According to Tables 6-7, it can be found that, whether in the long or short term, the direct effect of agglomeration of productive service industries is positive, passing the test of 1% level. However, the indirect effect of the of producer service cluster is positive but not significant, which indicates an increase in the level of producer service cluster can significantly improve the innovation efficiency in this city, but it has no significant role in promoting the improvement of innovation efficiency in neighboring cities. The producer service agglomeration can speed up the construction of industrial enterprise innovation platforms, provide technical personnel from different regions and enterprises with opportunities for cooperation and exchange, and help to share first-class skills and managerial experiences in innovation. From the estimation results of manufacturing cluster, manufacturing cluster has a significant inhibitory role on the innovation efficiency of industrial enterprises in this city, but it has a positive role in boosting the innovation efficiency of industrial enterprises in neighboring cities. China’s manufacturing industry mainly relies on industrial parks to agglomerate, mostly horizontal or simple vertical agglomeration, which makes imitative innovation more common, leading to the positive effect of positive knowledge spillovers brought by agglomeration on innovation efficiency. The recent suppression effect surpassed, hindering the promotion of innovation efficiency in the entire agglomeration area. Nevertheless, with the further deepening of the division of labor between the industrial chains of cities, the promotion of innovation efficiency by manufacturing agglomeration is passed on to neighboring cities through the industrial chain, thereby significantly improving the innovation efficiency of neighboring cities.
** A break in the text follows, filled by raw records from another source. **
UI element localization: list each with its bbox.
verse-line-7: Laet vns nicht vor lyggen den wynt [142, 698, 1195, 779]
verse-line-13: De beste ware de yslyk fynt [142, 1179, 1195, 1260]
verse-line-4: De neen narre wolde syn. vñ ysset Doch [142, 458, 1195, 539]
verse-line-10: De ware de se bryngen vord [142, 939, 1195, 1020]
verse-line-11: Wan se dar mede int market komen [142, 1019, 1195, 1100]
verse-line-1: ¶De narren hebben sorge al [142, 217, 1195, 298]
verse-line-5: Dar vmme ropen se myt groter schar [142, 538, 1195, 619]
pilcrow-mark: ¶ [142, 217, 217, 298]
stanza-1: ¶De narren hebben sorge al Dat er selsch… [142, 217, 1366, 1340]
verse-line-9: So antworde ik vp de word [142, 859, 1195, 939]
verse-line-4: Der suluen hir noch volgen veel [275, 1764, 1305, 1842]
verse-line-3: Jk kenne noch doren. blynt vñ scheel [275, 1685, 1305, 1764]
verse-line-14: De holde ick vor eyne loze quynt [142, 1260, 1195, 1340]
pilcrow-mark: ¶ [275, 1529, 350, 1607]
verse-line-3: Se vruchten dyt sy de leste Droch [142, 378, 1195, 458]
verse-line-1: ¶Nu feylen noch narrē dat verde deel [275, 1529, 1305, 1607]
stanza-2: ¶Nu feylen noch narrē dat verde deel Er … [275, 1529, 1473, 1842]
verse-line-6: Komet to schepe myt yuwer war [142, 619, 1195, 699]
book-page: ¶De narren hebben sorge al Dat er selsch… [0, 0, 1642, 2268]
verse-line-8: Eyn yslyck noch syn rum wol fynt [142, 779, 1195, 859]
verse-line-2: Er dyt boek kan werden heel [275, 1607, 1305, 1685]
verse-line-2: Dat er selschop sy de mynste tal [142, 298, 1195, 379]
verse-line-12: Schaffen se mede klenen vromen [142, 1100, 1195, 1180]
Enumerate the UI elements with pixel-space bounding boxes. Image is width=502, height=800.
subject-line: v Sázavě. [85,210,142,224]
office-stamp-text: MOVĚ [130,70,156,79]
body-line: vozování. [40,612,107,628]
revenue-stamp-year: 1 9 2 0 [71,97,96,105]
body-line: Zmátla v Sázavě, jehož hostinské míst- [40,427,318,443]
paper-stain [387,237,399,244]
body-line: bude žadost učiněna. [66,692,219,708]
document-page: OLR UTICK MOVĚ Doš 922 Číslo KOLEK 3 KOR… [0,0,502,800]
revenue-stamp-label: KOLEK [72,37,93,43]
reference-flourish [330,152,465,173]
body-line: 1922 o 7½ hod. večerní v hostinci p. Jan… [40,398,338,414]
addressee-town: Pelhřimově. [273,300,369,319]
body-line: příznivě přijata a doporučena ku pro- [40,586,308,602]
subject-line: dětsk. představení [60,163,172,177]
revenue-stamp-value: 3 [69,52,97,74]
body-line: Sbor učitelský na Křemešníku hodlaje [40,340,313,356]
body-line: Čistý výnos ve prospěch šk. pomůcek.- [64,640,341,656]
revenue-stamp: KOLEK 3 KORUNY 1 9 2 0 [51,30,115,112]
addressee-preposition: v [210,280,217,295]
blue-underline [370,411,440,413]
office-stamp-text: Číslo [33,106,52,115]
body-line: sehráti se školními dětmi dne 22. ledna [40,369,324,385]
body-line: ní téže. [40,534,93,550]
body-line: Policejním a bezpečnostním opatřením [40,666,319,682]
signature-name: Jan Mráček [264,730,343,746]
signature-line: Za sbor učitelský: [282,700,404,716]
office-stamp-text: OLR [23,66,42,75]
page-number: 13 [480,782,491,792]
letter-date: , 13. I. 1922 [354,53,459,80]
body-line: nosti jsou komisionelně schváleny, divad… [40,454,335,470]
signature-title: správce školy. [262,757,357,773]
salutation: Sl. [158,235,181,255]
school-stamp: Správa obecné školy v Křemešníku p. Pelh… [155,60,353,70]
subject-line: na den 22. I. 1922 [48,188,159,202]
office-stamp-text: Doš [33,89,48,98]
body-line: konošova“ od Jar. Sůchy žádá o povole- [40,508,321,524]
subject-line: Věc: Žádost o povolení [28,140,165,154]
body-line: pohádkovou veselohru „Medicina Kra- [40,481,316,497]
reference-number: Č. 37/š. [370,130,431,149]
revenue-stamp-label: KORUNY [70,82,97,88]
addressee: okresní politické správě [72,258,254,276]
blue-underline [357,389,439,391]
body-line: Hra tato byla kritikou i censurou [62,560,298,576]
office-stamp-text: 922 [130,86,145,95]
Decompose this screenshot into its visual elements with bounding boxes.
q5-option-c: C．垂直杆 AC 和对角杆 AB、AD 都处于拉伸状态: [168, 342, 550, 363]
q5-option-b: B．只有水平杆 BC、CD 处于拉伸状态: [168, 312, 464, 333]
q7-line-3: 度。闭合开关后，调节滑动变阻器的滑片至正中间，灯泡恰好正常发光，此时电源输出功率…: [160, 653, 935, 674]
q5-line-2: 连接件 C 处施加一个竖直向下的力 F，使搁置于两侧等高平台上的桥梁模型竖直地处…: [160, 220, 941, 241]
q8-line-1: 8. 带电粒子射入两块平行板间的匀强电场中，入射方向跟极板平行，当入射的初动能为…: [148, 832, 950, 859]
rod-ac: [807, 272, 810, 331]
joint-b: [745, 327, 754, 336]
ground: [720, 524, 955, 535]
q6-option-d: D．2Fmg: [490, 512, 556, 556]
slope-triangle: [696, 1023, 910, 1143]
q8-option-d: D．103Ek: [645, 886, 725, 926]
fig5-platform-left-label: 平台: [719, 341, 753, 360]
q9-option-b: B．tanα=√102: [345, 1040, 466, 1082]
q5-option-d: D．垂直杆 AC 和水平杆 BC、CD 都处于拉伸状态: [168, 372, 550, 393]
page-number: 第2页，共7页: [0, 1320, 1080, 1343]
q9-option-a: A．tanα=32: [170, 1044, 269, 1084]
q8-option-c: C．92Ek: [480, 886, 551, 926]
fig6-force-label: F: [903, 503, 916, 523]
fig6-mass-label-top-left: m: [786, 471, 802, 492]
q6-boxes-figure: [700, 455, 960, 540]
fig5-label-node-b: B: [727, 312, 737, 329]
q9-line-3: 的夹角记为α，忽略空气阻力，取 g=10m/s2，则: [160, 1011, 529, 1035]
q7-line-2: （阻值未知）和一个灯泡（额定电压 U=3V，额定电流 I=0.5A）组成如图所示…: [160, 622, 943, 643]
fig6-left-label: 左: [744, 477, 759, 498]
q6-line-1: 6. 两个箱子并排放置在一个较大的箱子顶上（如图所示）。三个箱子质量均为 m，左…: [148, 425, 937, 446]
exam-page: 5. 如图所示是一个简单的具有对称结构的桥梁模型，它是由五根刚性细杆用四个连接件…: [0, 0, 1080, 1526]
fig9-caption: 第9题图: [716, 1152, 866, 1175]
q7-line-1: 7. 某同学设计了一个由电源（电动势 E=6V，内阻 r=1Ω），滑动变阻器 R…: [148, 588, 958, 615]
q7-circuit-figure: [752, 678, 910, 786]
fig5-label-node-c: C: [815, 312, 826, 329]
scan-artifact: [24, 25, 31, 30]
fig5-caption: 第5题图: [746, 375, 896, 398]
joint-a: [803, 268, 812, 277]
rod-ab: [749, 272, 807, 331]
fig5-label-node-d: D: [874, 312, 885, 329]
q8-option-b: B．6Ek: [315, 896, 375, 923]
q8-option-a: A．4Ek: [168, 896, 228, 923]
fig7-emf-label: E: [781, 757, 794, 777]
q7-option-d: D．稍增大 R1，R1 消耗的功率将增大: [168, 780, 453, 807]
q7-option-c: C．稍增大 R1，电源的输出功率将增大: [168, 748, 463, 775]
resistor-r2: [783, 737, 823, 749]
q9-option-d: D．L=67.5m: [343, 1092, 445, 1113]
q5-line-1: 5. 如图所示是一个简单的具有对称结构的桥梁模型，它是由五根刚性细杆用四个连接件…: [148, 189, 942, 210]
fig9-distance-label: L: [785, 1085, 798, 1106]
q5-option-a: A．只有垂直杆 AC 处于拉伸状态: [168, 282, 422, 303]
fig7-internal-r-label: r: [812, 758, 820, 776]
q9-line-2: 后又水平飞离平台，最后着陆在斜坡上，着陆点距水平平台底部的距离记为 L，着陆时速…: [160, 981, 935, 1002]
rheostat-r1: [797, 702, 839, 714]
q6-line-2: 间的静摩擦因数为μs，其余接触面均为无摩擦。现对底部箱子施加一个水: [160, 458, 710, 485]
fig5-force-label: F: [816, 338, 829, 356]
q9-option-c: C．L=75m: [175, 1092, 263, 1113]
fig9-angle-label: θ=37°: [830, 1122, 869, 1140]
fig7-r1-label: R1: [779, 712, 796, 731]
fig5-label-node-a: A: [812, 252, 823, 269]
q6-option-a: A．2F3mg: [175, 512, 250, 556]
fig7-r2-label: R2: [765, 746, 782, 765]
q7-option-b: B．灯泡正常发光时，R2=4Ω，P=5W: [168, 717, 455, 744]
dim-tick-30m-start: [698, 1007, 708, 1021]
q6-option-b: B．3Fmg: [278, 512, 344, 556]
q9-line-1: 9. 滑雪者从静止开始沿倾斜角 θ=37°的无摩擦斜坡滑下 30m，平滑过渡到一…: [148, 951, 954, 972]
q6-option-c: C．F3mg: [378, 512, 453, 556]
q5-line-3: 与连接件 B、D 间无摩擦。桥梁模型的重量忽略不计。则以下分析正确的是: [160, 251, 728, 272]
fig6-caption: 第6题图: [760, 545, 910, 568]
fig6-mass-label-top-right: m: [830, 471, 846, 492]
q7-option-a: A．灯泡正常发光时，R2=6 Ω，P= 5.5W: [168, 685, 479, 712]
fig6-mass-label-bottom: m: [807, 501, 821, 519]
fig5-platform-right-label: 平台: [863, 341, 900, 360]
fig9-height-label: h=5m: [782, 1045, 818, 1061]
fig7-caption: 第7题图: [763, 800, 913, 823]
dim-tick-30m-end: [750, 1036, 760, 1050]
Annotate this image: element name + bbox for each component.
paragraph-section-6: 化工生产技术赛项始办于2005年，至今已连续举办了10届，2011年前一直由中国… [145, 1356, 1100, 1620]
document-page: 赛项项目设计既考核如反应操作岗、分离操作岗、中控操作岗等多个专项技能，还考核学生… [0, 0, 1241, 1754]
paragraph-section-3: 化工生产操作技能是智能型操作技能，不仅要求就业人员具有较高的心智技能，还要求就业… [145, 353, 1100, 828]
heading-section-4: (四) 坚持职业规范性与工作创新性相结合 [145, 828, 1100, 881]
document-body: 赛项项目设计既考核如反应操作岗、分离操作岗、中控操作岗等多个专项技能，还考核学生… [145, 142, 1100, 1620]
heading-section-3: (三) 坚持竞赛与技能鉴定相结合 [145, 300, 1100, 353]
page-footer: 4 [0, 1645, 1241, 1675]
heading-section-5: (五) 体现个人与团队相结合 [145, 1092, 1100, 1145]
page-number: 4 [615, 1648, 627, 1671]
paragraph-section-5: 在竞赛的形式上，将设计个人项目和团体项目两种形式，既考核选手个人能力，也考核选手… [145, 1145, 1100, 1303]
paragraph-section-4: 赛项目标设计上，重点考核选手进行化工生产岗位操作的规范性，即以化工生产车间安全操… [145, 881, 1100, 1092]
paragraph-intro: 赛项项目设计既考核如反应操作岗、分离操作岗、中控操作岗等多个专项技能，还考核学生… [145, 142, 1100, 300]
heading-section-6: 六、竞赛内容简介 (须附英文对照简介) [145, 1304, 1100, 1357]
This paper uses Chinese urban data to empirically test the role of industrial cluster on the innovation efficiency and its spatial spillover effects. The results prove that the effect of prediction using BP neural network is satisfactory. There is a significant regional distribution pattern of innovation efficiency, and there is significant ‘time inertia’ and positive spatial correlation. Whether in the geographic distance weight matrix or economic distance weight matrix, the producer service agglomeration has significantly improved the innovation efficiency in this city, but has no significant role on the innovation efficiency of industrial enterprises in neighboring cities. Manufacturing cluster presents a significant inhibitory role on innovation efficiency in this city, and presents a significant promotion effect on innovation efficiency in neighboring cities. Moreover, the long-term impact is higher than the short-term impact. On the premise of incorporating spatial factors, industrial structure, innovation environment and foreign direct investment are all important factors affecting the innovation efficiency of industrial enterprises.